Now, let’s see the CPU consumption. Warning: Graph unit is not percent but permil. So 1 permil for bare metal is 0.1% in fact. Here are the results :

Average CPU usage in permil (not percent)

Calico and Flannel consume less than 1% CPU more than kubernetes node without CNI to achieve a 10Gbit TCP transfer, which is very good. Kube-router and Romana are a bit behind with 1.5%. WeaveNet uncrypted and Canal are both pretty high with 3% overhead, but not as much as WeaveNet encrypted and Cilium, with more than 4% for each of them. For WeaveNet encrypted, this is quite logical, because the full 10Gbit stream is encrypted, and thus uses CPU to achieve this. However, Cilium is not in that case and consumes even more than the encrypted CNI.

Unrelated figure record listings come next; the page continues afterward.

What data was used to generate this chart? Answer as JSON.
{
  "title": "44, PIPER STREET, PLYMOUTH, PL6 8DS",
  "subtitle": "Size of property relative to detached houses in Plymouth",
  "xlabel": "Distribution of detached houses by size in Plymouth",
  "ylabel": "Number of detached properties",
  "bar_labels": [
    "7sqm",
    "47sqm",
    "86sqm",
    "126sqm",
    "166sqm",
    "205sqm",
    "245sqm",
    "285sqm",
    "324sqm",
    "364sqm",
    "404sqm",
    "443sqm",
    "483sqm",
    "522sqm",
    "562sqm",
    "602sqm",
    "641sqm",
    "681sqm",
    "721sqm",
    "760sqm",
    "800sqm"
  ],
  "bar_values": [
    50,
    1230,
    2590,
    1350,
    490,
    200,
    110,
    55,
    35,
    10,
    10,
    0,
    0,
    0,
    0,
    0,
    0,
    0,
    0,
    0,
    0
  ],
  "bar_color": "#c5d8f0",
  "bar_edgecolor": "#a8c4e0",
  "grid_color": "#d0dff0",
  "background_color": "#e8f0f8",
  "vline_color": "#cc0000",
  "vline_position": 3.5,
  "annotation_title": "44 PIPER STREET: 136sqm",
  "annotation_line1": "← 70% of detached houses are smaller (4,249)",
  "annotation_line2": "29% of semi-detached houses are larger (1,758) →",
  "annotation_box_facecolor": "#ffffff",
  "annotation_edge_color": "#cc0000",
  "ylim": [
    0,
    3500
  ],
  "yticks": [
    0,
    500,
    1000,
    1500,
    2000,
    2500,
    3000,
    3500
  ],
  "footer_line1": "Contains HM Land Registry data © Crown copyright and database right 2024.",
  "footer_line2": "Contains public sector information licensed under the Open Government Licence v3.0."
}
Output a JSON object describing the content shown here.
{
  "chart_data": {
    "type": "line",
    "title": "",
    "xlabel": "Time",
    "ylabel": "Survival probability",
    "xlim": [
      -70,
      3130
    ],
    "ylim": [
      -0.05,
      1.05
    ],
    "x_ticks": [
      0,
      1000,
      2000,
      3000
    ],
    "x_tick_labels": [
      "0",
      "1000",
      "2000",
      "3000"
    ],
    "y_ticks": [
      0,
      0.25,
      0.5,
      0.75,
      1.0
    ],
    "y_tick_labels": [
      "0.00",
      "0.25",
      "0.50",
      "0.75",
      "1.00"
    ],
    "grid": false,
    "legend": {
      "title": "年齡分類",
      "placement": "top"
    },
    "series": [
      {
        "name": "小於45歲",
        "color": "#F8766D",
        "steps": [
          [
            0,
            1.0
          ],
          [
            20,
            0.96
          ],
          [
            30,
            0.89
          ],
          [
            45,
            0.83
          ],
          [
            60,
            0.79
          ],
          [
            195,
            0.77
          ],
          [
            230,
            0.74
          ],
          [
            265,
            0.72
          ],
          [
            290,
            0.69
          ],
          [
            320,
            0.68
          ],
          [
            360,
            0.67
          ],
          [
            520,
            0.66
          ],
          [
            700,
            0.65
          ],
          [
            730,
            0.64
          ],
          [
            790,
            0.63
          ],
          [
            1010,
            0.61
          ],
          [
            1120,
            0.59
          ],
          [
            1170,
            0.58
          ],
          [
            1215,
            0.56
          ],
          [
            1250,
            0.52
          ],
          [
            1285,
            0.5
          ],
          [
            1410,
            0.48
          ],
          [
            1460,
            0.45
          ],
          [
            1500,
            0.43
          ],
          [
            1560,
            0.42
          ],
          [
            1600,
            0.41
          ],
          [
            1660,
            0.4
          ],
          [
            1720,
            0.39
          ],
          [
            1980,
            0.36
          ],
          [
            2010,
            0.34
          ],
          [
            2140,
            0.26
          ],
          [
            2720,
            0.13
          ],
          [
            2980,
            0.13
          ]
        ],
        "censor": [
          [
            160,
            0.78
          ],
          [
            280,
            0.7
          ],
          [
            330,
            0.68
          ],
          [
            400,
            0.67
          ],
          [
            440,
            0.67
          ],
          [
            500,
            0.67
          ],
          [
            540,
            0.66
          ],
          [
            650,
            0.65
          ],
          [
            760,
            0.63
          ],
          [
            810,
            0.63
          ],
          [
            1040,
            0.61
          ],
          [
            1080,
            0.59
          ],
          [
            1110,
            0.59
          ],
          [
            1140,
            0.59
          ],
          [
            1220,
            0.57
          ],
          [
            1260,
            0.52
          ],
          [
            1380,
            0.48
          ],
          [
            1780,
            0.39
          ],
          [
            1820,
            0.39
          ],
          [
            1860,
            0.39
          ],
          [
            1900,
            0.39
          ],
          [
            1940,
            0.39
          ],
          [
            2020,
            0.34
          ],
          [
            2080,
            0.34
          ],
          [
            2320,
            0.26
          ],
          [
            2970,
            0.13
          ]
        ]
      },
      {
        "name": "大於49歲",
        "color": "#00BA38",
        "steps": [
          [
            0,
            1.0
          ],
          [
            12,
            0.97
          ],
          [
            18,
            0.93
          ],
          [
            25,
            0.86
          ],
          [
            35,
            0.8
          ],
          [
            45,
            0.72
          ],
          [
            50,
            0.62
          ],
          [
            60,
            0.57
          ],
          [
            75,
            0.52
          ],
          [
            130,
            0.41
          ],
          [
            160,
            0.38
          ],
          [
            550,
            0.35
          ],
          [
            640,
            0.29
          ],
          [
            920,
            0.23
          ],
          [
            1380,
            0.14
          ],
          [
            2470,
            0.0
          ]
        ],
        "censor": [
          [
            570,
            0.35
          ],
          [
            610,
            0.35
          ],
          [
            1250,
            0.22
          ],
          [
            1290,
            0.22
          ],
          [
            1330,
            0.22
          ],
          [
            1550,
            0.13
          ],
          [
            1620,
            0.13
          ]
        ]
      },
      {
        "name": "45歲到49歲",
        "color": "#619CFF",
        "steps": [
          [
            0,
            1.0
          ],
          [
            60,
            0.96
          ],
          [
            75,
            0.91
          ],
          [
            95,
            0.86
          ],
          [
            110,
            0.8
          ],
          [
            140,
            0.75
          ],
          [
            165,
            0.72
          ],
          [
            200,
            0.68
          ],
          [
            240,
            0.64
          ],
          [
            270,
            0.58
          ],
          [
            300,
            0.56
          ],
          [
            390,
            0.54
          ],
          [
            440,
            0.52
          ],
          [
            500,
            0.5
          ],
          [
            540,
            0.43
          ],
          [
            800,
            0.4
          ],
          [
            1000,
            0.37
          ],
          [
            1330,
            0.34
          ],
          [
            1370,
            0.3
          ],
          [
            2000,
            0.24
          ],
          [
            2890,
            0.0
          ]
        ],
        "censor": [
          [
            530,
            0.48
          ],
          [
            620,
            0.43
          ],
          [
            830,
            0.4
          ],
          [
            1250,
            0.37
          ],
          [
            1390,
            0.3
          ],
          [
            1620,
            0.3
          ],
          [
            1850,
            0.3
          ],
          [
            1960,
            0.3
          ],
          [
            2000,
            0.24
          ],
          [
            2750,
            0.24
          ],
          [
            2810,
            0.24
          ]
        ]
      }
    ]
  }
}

Here is the summary of resource consumption part :

Resource consumption summary

Here is an overview of all aggregated results :

Quick summary of all results

That final part is subjective and conveys my own interpretation of the results. I suggest using the following CNIs if you are in a corresponding scenario :

  • You have low resource nodes in your cluster (only few GB of RAM, few cores) and you don’t need security features, go with Flannel. It is the leanest CNI we tested. Moreover, it is compatible with a lot of architectures (amd64, arm, etc.).
  • You need to encrypt your network for security reasons, go with WeaveNet. Don’t forget to set your MTU size if you are using jumbo frames and activate encryption by giving a password in an environment variable. But then again, forget about performance, this is the price for encryption.
  • For every other common usage, I would recommend Calico. Just like WeaveNet, don’t forget to set the MTU in the ConfigMap if you are using jumbo frames. It has proven to be multipurpose and efficient in terms of resources consumption, performance and security. Calico already works on very large clusters and has very interesting BGP features.